From social stories, parent meetings, in-school suspensions based on board policy and expulsion into programs to better fit their needs, we have all seen our share of students who struggled with their behavior. Most times the behavior we all see in our classrooms and schools are much less destructive.
But, are we more responsible for the outbursts that we take credit for when the moments happen?
In October’s Educational Leadership (ASCD), there is an interesting article called 5 Practices That Provoke Misbehavior by Eric Toshalis. Toshalis writes,
“When we feel vulnerable, misunderstood, humiliated, or betrayed, we’re inclined to act out. Families do it at the dinner table, educators do it in faculty meetings, and students do it in classrooms.” What might surprise teachers and leaders is his next line.
Toshalis goes on to write,
We needn't feel bad about this, however, because it's normal and often healthy to react against the circumstances that produce negative emotions. Sure, we sometimes fail to make our best decisions in such situations, but our misbehavior is rarely without cause."
Clearly, Toshalis isn’t condoning the behavior I referred to from some of my own experiences, but he is correct is when he writes that “our misbehavior is rarely without cause.” I felt then, and still feel now, that the second grader with the affection for the “F” word, knew what he was saying it when he said it, because he wanted a reaction out of me and his peers. However, I think the “F” word was commonly used in his apartment.
And at the time, he felt his back was against the wall, so he said what he needed to say to make sure I knew that he had as much status in the situation as I did. Sure, I wanted to lose my mind, but I maintained my composure...after all...I was the adult, right?
In the article, which you can (and should!) read here, Toshalis offers 5 provocations that provoke misbehaviors in students that teachers should avoid, which are:
- Highlighting Ability Differences - When students feel that teachers are talking down to them, they will act out.
- Grading Practice Work - Nothing can stifle learning and create negative behaviors in students more than when teachers grade their practice work.
- Establishing Vague Norms - We have all seen, and used, posters that tell students to “Be Respectful.” What does that mean? In my second grader’s case, his respectful may look very different from mine.
- Letting Students Choose Their Seats - Have you heard of cliques? Students who go through school unscathed do well findings friends to sit with, but what about those students who don’t have as many friends?
- Using Tired, Old Scripts - Toshalis uses the best one, which is “Do as I say and not as I do.”

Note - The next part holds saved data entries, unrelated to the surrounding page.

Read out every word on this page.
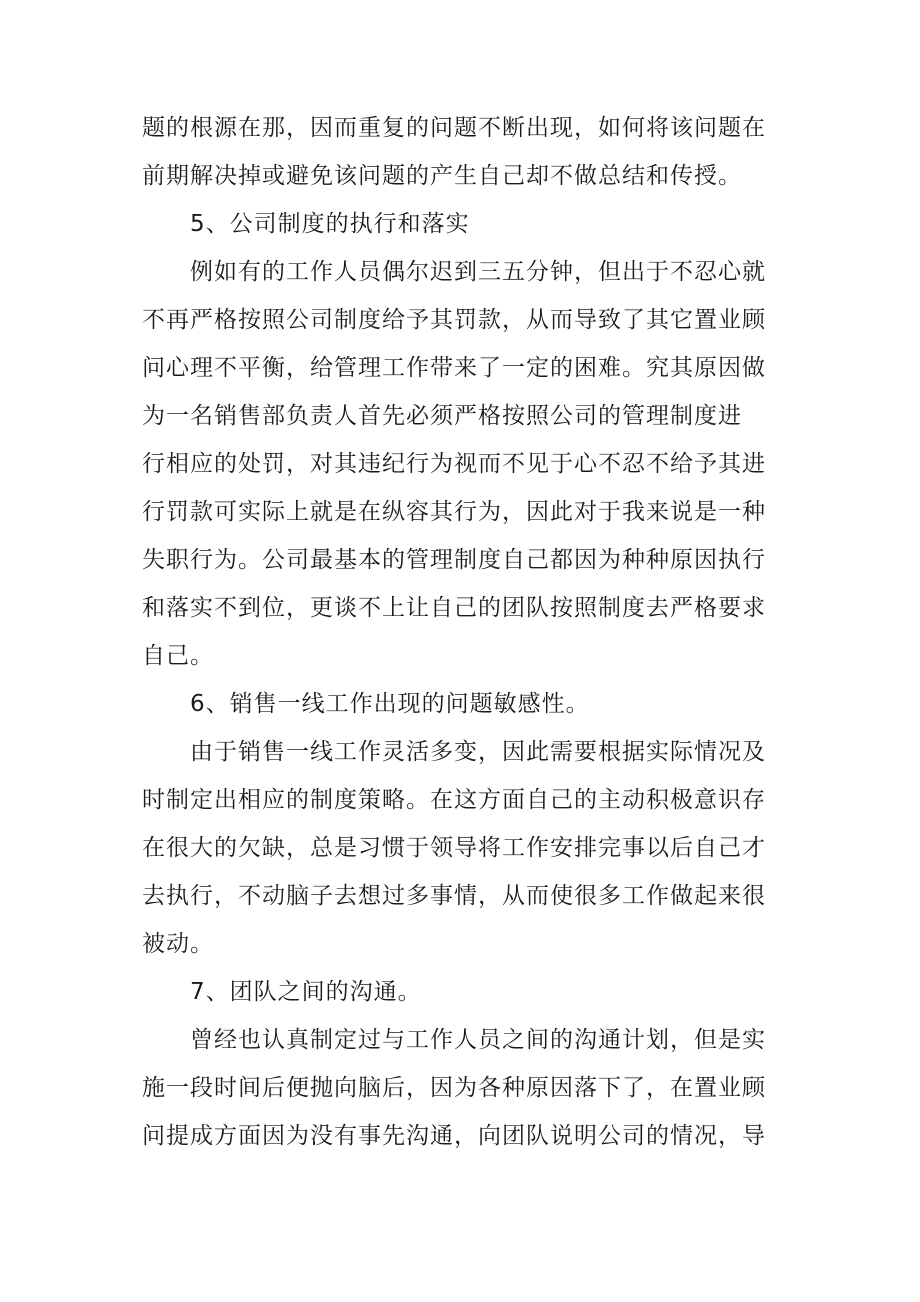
题的根源在那，因而重复的问题不断出现，如何将该问题在
前期解决掉或避免该问题的产生自己却不做总结和传授。
5、公司制度的执行和落实
例如有的工作人员偶尔迟到三五分钟，但出于不忍心就
不再严格按照公司制度给予其罚款，从而导致了其它置业顾
问心理不平衡，给管理工作带来了一定的困难。究其原因做
为一名销售部负责人首先必须严格按照公司的管理制度进
行相应的处罚，对其违纪行为视而不见于心不忍不给予其进
行罚款可实际上就是在纵容其行为，因此对于我来说是一种
失职行为。公司最基本的管理制度自己都因为种种原因执行
和落实不到位，更谈不上让自己的团队按照制度去严格要求
自己。
6、销售一线工作出现的问题敏感性。
由于销售一线工作灵活多变，因此需要根据实际情况及
时制定出相应的制度策略。在这方面自己的主动积极意识存
在很大的欠缺，总是习惯于领导将工作安排完事以后自己才
去执行，不动脑子去想过多事情，从而使很多工作做起来很
被动。
7、团队之间的沟通。
曾经也认真制定过与工作人员之间的沟通计划，但是实
施一段时间后便抛向脑后，因为各种原因落下了，在置业顾
问提成方面因为没有事先沟通，向团队说明公司的情况，导
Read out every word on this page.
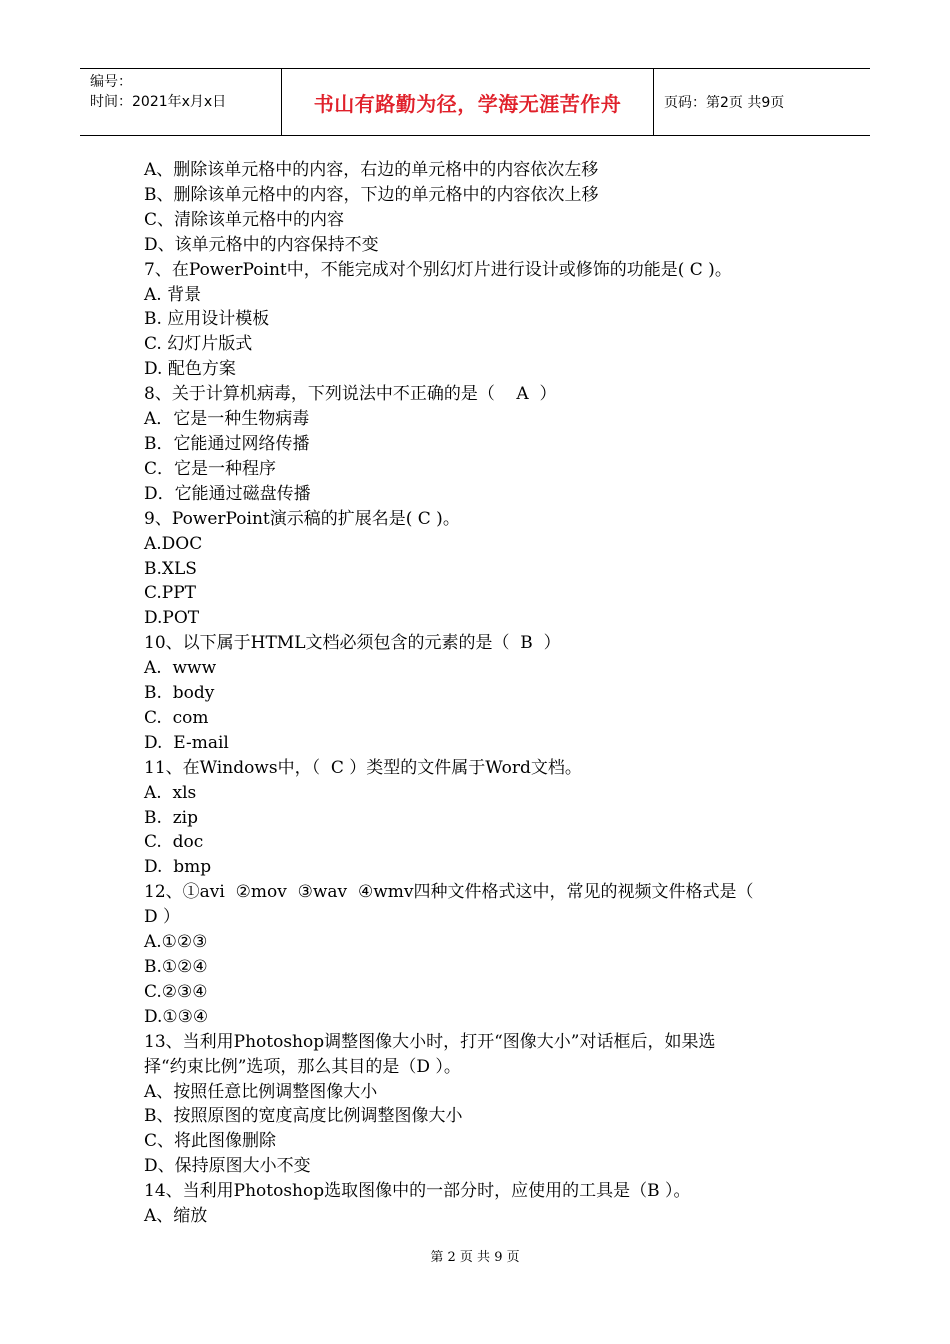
编号：
时间：2021年x月x日	书山有路勤为径，学海无涯苦作舟	页码：第2页 共9页

A、删除该单元格中的内容，右边的单元格中的内容依次左移

B、删除该单元格中的内容，下边的单元格中的内容依次上移

C、清除该单元格中的内容

D、该单元格中的内容保持不变

7、在PowerPoint中，不能完成对个别幻灯片进行设计或修饰的功能是( C )。

A. 背景

B. 应用设计模板

C. 幻灯片版式

D. 配色方案

8、关于计算机病毒，下列说法中不正确的是（    A  ）

A．它是一种生物病毒

B．它能通过网络传播

C．它是一种程序

D．它能通过磁盘传播

9、PowerPoint演示稿的扩展名是( C )。

A.DOC

B.XLS

C.PPT

D.POT

10、以下属于HTML文档必须包含的元素的是（  B  ）

A.  www

B.  body

C.  com

D.  E-mail

11、在Windows中，（  C ）类型的文件属于Word文档。

A.  xls

B.  zip

C.  doc

D.  bmp

12、①avi  ②mov  ③wav  ④wmv四种文件格式这中，常见的视频文件格式是（

D ）

A.①②③

B.①②④

C.②③④

D.①③④

13、当利用Photoshop调整图像大小时，打开“图像大小”对话框后，如果选

择“约束比例”选项，那么其目的是（D ）。

A、按照任意比例调整图像大小

B、按照原图的宽度高度比例调整图像大小

C、将此图像删除

D、保持原图大小不变

14、当利用Photoshop选取图像中的一部分时，应使用的工具是（B ）。

A、缩放

第 2 页 共 9 页
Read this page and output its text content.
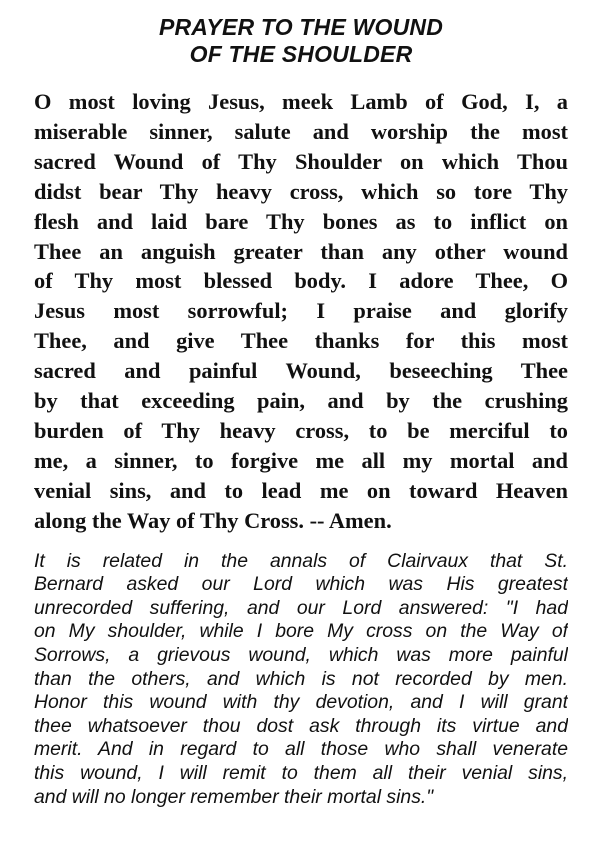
PRAYER TO THE WOUND
OF THE SHOULDER
O most loving Jesus, meek Lamb of God, I, a
miserable sinner, salute and worship the most
sacred Wound of Thy Shoulder on which Thou
didst bear Thy heavy cross, which so tore Thy
flesh and laid bare Thy bones as to inflict on
Thee an anguish greater than any other wound
of Thy most blessed body. I adore Thee, O
Jesus most sorrowful; I praise and glorify
Thee, and give Thee thanks for this most
sacred and painful Wound, beseeching Thee
by that exceeding pain, and by the crushing
burden of Thy heavy cross, to be merciful to
me, a sinner, to forgive me all my mortal and
venial sins, and to lead me on toward Heaven
along the Way of Thy Cross. -- Amen.
It is related in the annals of Clairvaux that St.
Bernard asked our Lord which was His greatest
unrecorded suffering, and our Lord answered: "I had
on My shoulder, while I bore My cross on the Way of
Sorrows, a grievous wound, which was more painful
than the others, and which is not recorded by men.
Honor this wound with thy devotion, and I will grant
thee whatsoever thou dost ask through its virtue and
merit. And in regard to all those who shall venerate
this wound, I will remit to them all their venial sins,
and will no longer remember their mortal sins."
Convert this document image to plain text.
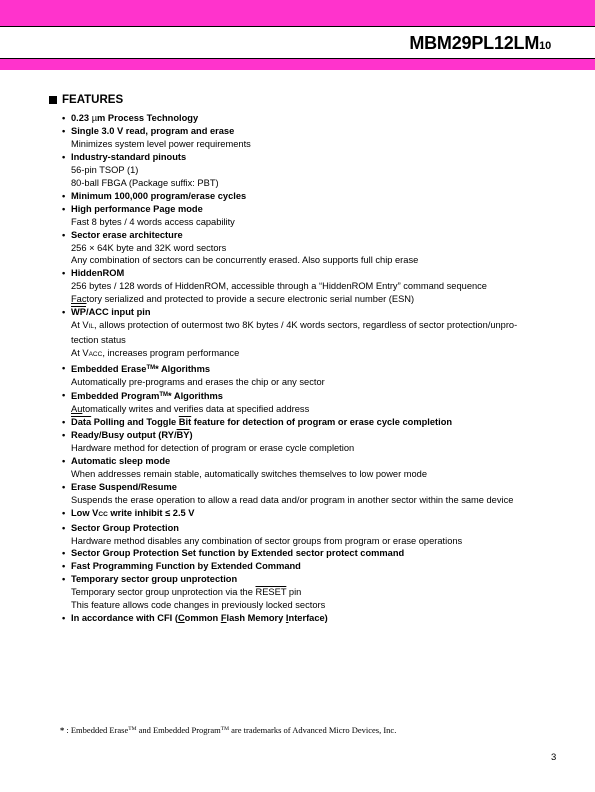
MBM29PL12LM10
FEATURES
• 0.23 µm Process Technology
• Single 3.0 V read, program and erase
Minimizes system level power requirements
• Industry-standard pinouts
56-pin TSOP (1)
80-ball FBGA (Package suffix: PBT)
• Minimum 100,000 program/erase cycles
• High performance Page mode
Fast 8 bytes / 4 words access capability
• Sector erase architecture
256 × 64K byte and 32K word sectors
Any combination of sectors can be concurrently erased. Also supports full chip erase
• HiddenROM
256 bytes / 128 words of HiddenROM, accessible through a “HiddenROM Entry” command sequence
Factory serialized and protected to provide a secure electronic serial number (ESN)
• $\overline{WP}$/ACC input pin
At VIL, allows protection of outermost two 8K bytes / 4K words sectors, regardless of sector protection/unpro-
tection status
At VACC, increases program performance
• Embedded Erase™* Algorithms
Automatically pre-programs and erases the chip or any sector
• Embedded Program™* Algorithms
Automatically writes and verifies data at specified address
• Data Polling and Toggle $\overline{Bit}$ feature for detection of program or erase cycle completion
• Ready/Busy output $(RY/\overline{BY})$
Hardware method for detection of program or erase cycle completion
• Automatic sleep mode
When addresses remain stable, automatically switches themselves to low power mode
• Erase Suspend/Resume
Suspends the erase operation to allow a read data and/or program in another sector within the same device
• Low VCC write inhibit ≤ 2.5 V
• Sector Group Protection
Hardware method disables any combination of sector groups from program or erase operations
• Sector Group Protection Set function by Extended sector protect command
• Fast Programming Function by Extended Command
• Temporary sector group unprotection
Temporary sector group unprotection via the RESET pin
This feature allows code changes in previously locked sectors
• In accordance with CFI (Common Flash Memory Interface)
* : Embedded Erase™ and Embedded Program™ are trademarks of Advanced Micro Devices, Inc.
3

Toshalis does a much better job explaining the reasons why we may provoke students and dives deep into each provocation, so take the time to read his article. He has done some pretty extensive research on the topic.
In the End
As an instructional coaching trainer and someone who works a lot with school leaders, observing the way teachers talk with students is certainly one interaction coaches and leaders can look for during the process. We all have blind spots (Otto Scharmer), and one blind spot for teachers may be the way they are interacting negatively with students which provoke the misbehavior.
After all, there are teachers who allow students to choose their own seats, and others who grade practice work. Sometimes in an effort to help build flexibility in the classroom we end up creating situations that increase frustration among some of our students. The last thing we want to do in the classroom is provoke misbehavior when we want to focus on learning.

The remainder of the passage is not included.